The call came after APIA Leichhardt, one of NPL NSW’s affiliated teams, claimed that there was misconduct within the competition, with players or staff betting, match-fixing, spot-fixing or providing insider information, according to the news website Sydney Morning Herald.
APIA Leichhardt president Tony Raciti has brought the issue to the Football NSW immediately after allegations of players gambling on results have reached his office. He is convinced that the alleged match-fixing could be taking place in the NPL NSW Division 1.
In his submission to the state body, Raciti urged the FFA to prohibit gambling on semi-professional games, as well as amateur youth football and fall in line with many other codes by restricting match betting to professional tiers.
“Yes, it is correct that APIA Leichhardt has lodged a grievance with Football NSW citing significant concerns and allegations in regards to betting on NPL1 matches. It is not in the interest of the clubs and the integrity of the competition to allow betting on NPL matches and by ceasing betting on NPL matches it eliminates the innuendo and allegations. These concerns were brought to my attention and I brought these concerns to the governing body,” Raciti said.
The FFA, for its part, said it couldn’t comment on the match-fixing allegations and on the request for sports betting ban in amateur leagues since it has not received a formal complaint from Football NSW.
According to the report, Australian betting agencies have gambling agreements with the FFA to allow bets on semi-professional state leagues and the FFA Cup, which is mostly comprised of amateur or semi-professional clubs. Bets can also be placed on under-20 state youth competitions.

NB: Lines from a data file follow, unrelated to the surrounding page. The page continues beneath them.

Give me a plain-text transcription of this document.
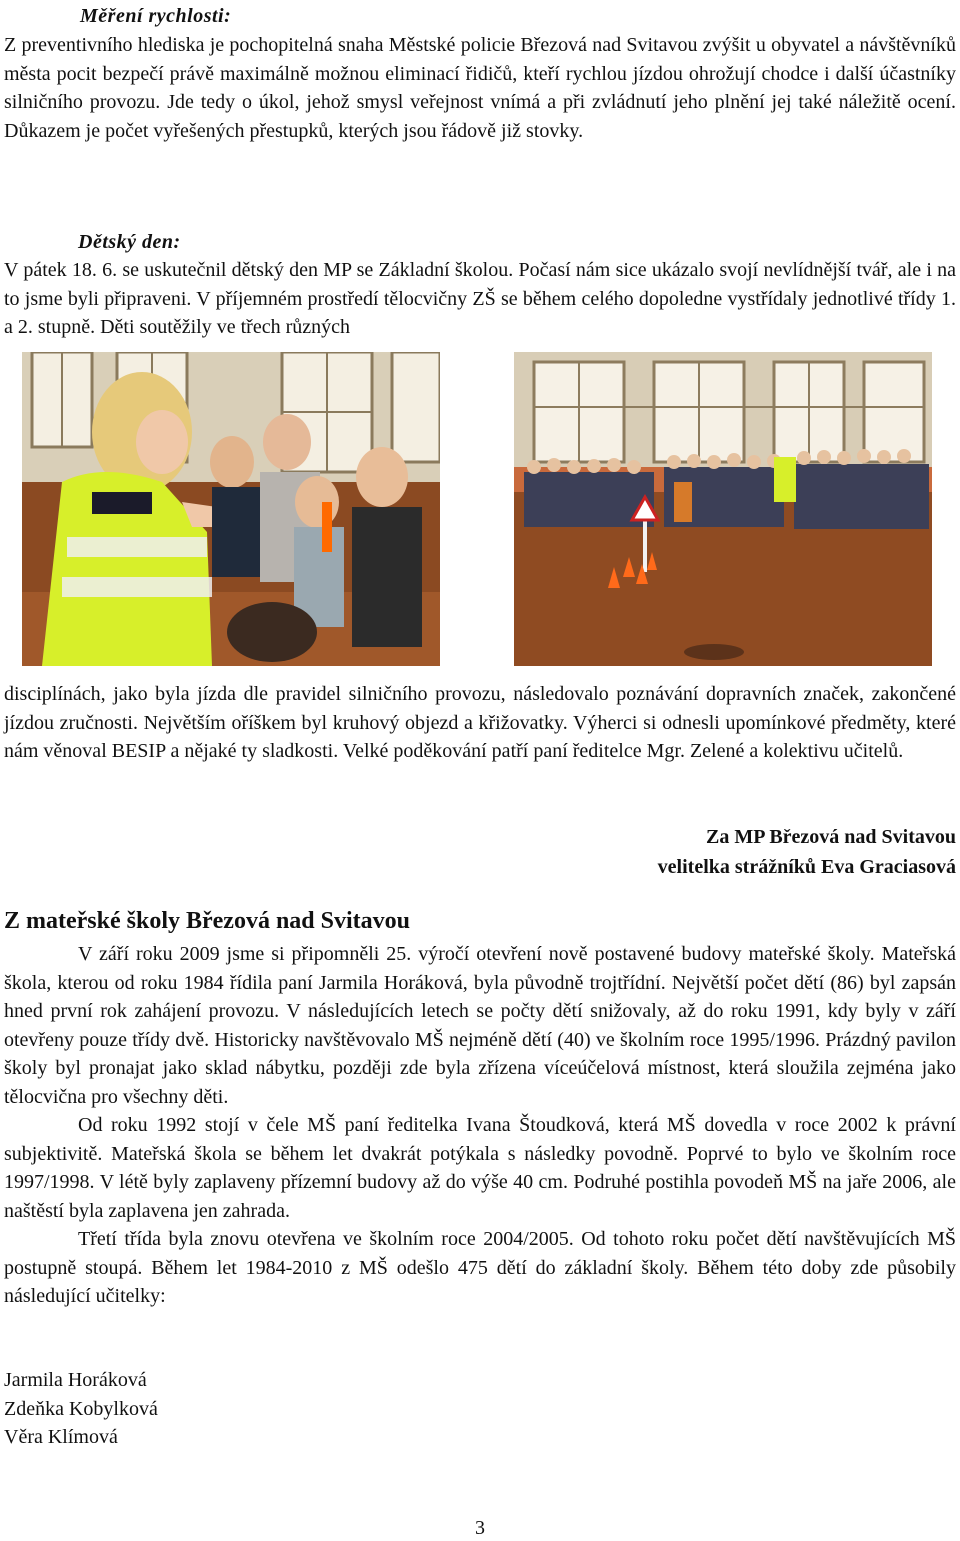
Měření rychlosti:

Z preventivního hlediska je pochopitelná snaha Městské policie Březová nad Svitavou zvýšit u obyvatel a návštěvníků města pocit bezpečí právě maximálně možnou eliminací řidičů, kteří rychlou jízdou ohrožují chodce i další účastníky silničního provozu. Jde tedy o úkol, jehož smysl veřejnost vnímá a při zvládnutí jeho plnění jej také náležitě ocení. Důkazem je počet vyřešených přestupků, kterých jsou řádově již stovky.

Dětský den:

V pátek 18. 6. se uskutečnil dětský den MP se Základní školou. Počasí nám sice ukázalo svojí nevlídnější tvář, ale i na to jsme byli připraveni. V příjemném prostředí tělocvičny ZŠ se během celého dopoledne vystřídaly jednotlivé třídy 1. a 2. stupně. Děti soutěžily ve třech různých

disciplínách, jako byla jízda dle pravidel silničního provozu, následovalo poznávání dopravních značek, zakončené jízdou zručnosti. Největším oříškem byl kruhový objezd a křižovatky. Výherci si odnesli upomínkové předměty, které nám věnoval BESIP a nějaké ty sladkosti. Velké poděkování patří paní ředitelce Mgr. Zelené a kolektivu učitelů.

Za MP Březová nad Svitavou
velitelka strážníků Eva Graciasová
Z mateřské školy Březová nad Svitavou

V září roku 2009 jsme si připomněli 25. výročí otevření nově postavené budovy mateřské školy. Mateřská škola, kterou od roku 1984 řídila paní Jarmila Horáková, byla původně trojtřídní. Největší počet dětí (86) byl zapsán hned první rok zahájení provozu. V následujících letech se počty dětí snižovaly, až do roku 1991, kdy byly v září otevřeny pouze třídy dvě. Historicky navštěvovalo MŠ nejméně dětí (40) ve školním roce 1995/1996. Prázdný pavilon školy byl pronajat jako sklad nábytku, později zde byla zřízena víceúčelová místnost, která sloužila zejména jako tělocvična pro všechny děti.

Od roku 1992 stojí v čele MŠ paní ředitelka Ivana Štoudková, která MŠ dovedla v roce 2002 k právní subjektivitě. Mateřská škola se během let dvakrát potýkala s následky povodně. Poprvé to bylo ve školním roce 1997/1998. V létě byly zaplaveny přízemní budovy až do výše 40 cm. Podruhé postihla povodeň MŠ na jaře 2006, ale naštěstí byla zaplavena jen zahrada.

Třetí třída byla znovu otevřena ve školním roce 2004/2005. Od tohoto roku počet dětí navštěvujících MŠ postupně stoupá. Během let 1984-2010 z MŠ odešlo 475 dětí do základní školy. Během této doby zde působily následující učitelky:

Jarmila Horáková
Zdeňka Kobylková
Věra Klímová
3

In return, Australian agencies will remit a percentage of the betting revenue placed on football to the FFA.
Match-fixing is not new in Australian football games. In 2014, the Victorian Premier League was dragged into a controversy when Southern Stars were found guilty of rigging games. Just recently, the FFA sanctioned a player in Tasmania for betting on games involving his own club.
Quoting an unnamed senior club administrator, the news report said that the practice of players betting on state league games is rife, fearing it could become beyond the control of clubs, suggesting “they’re all betting.”